This general term includes all forms of destructive behaviour, physical and emotional, committed between persons who are married, living together or who otherwise enjoy a close personal relationship. Such physically abusive behaviour may include slapping, pushing, pounding with fists, or attacking with a lethal weapon. Emotional abuse does not have physical battering concomitants and is usually demonstrated by teasing, coercion or ultimatums.
Family violence is cruelty exercised on those nearest, most vulnerable, least able or inclined to defend themselves; in short it is usually practised on women and children. Within the confines of the home - which is supposed to be a refuge of warmth and security - private violence takes the form of child abuse, spouse beatings (usually of the wife), rape and sometimes even murder. And once violence becomes routine, there is no way of stopping it. The husband beats the wife, the wife may then learn to beat the children, the bigger siblings learn that it is permitted to hit the little ones, and the family pet may be the ultimate recipient.
Mate abuse is a crime and is legally referred to as assault and battery. Assault is the attempt to commit injury while battery is the actual use of force.
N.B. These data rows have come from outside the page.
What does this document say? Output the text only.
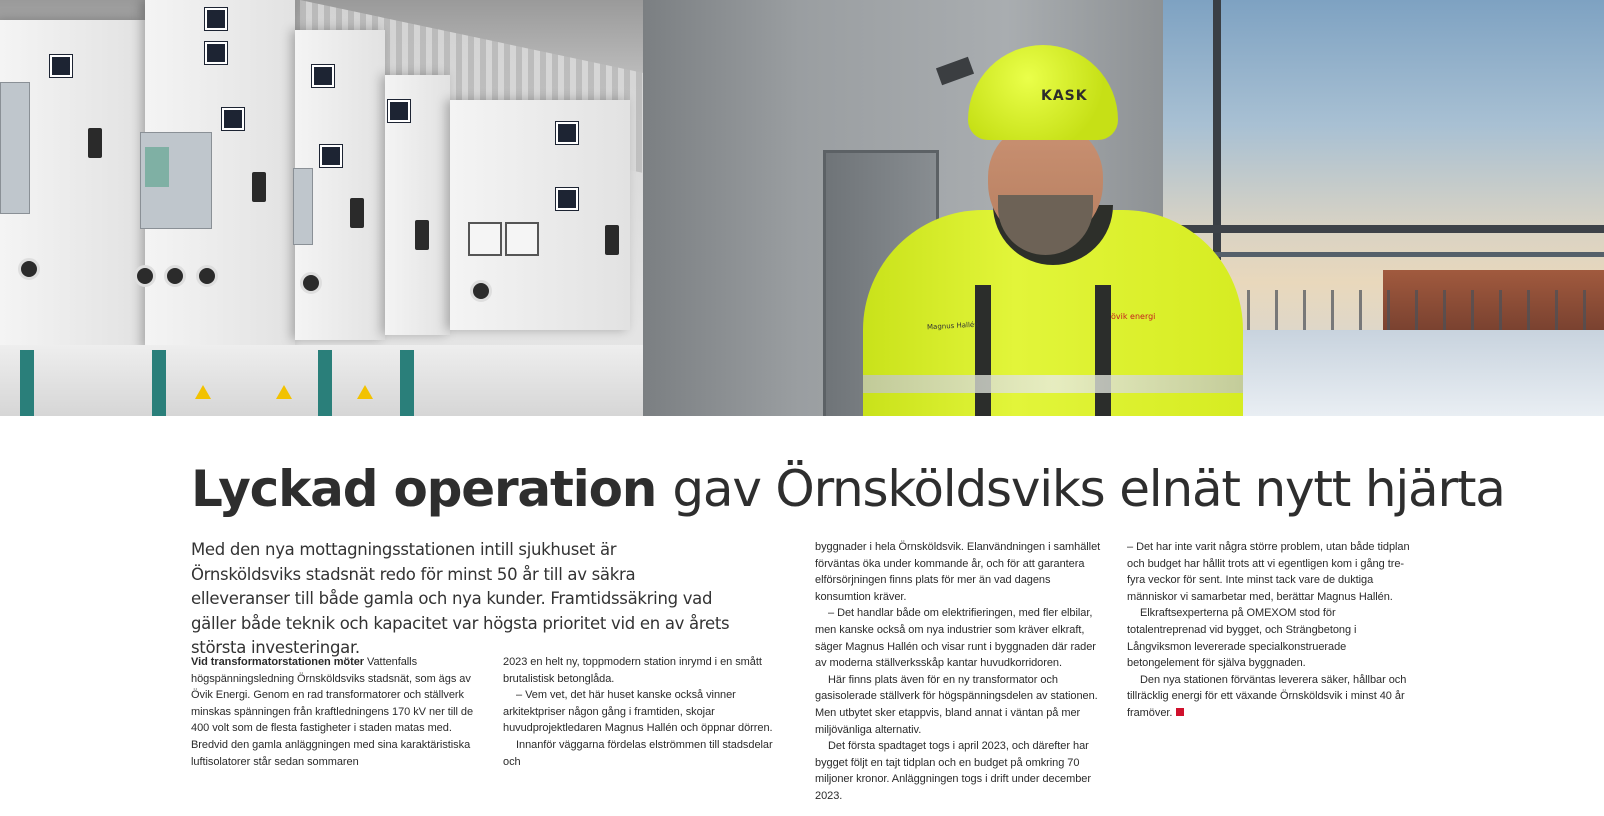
KASK
Magnus Hallén
övik energi
Lyckad operation gav Örnsköldsviks elnät nytt hjärta

Med den nya mottagningsstationen intill sjukhuset är Örnsköldsviks stadsnät redo för minst 50 år till av säkra elleveranser till både gamla och nya kunder. Framtidssäkring vad gäller både teknik och kapacitet var högsta prioritet vid en av årets största investeringar.

Vid transformatorstationen möter Vattenfalls högspänningsledning Örnsköldsviks stadsnät, som ägs av Övik Energi. Genom en rad transformatorer och ställverk minskas spänningen från kraftledningens 170 kV ner till de 400 volt som de flesta fastigheter i staden matas med. Bredvid den gamla anläggningen med sina karaktäristiska luftisolatorer står sedan sommaren

2023 en helt ny, toppmodern station inrymd i en smått brutalistisk betonglåda.

– Vem vet, det här huset kanske också vinner arkitektpriser någon gång i framtiden, skojar huvudprojektledaren Magnus Hallén och öppnar dörren.

Innanför väggarna fördelas elströmmen till stadsdelar och

byggnader i hela Örnsköldsvik. Elanvändningen i samhället förväntas öka under kommande år, och för att garantera elförsörjningen finns plats för mer än vad dagens konsumtion kräver.

– Det handlar både om elektrifieringen, med fler elbilar, men kanske också om nya industrier som kräver elkraft, säger Magnus Hallén och visar runt i byggnaden där rader av moderna ställverksskåp kantar huvudkorridoren.

Här finns plats även för en ny transformator och gasisolerade ställverk för högspänningsdelen av stationen. Men utbytet sker etappvis, bland annat i väntan på mer miljövänliga alternativ.

Det första spadtaget togs i april 2023, och därefter har bygget följt en tajt tidplan och en budget på omkring 70 miljoner kronor. Anläggningen togs i drift under december 2023.

– Det har inte varit några större problem, utan både tidplan och budget har hållit trots att vi egentligen kom i gång tre-fyra veckor för sent. Inte minst tack vare de duktiga människor vi samarbetar med, berättar Magnus Hallén.

Elkraftsexperterna på OMEXOM stod för totalentreprenad vid bygget, och Strängbetong i Långviksmon levererade specialkonstruerade betongelement för själva byggnaden.

Den nya stationen förväntas leverera säker, hållbar och tillräcklig energi för ett växande Örnsköldsvik i minst 40 år framöver.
Assault and battery are usually punishable as a misdemeanour; however, they can be charged as a felony, depending upon the amount of injury involved or the instrument used. Mayhem is charged when the attack results in permanent damage. Both mayhem and assault with a deadly weapon are usually punishable as felonies.
Domestic violence in rural families is complicated by the greater social pressure to maintain the appearance of family unity. Safe transition houses and anonymous support networks may be able to help urban families caught in a violent spiral, but such measures are inapplicable in rural communities.
Official reported cases of battering do not reflect the entire extent of the abuse problem since victims are usually unwilling to report for fear of reprisal from their mate, or because social support systems are unable to provide adequate services to protect victims.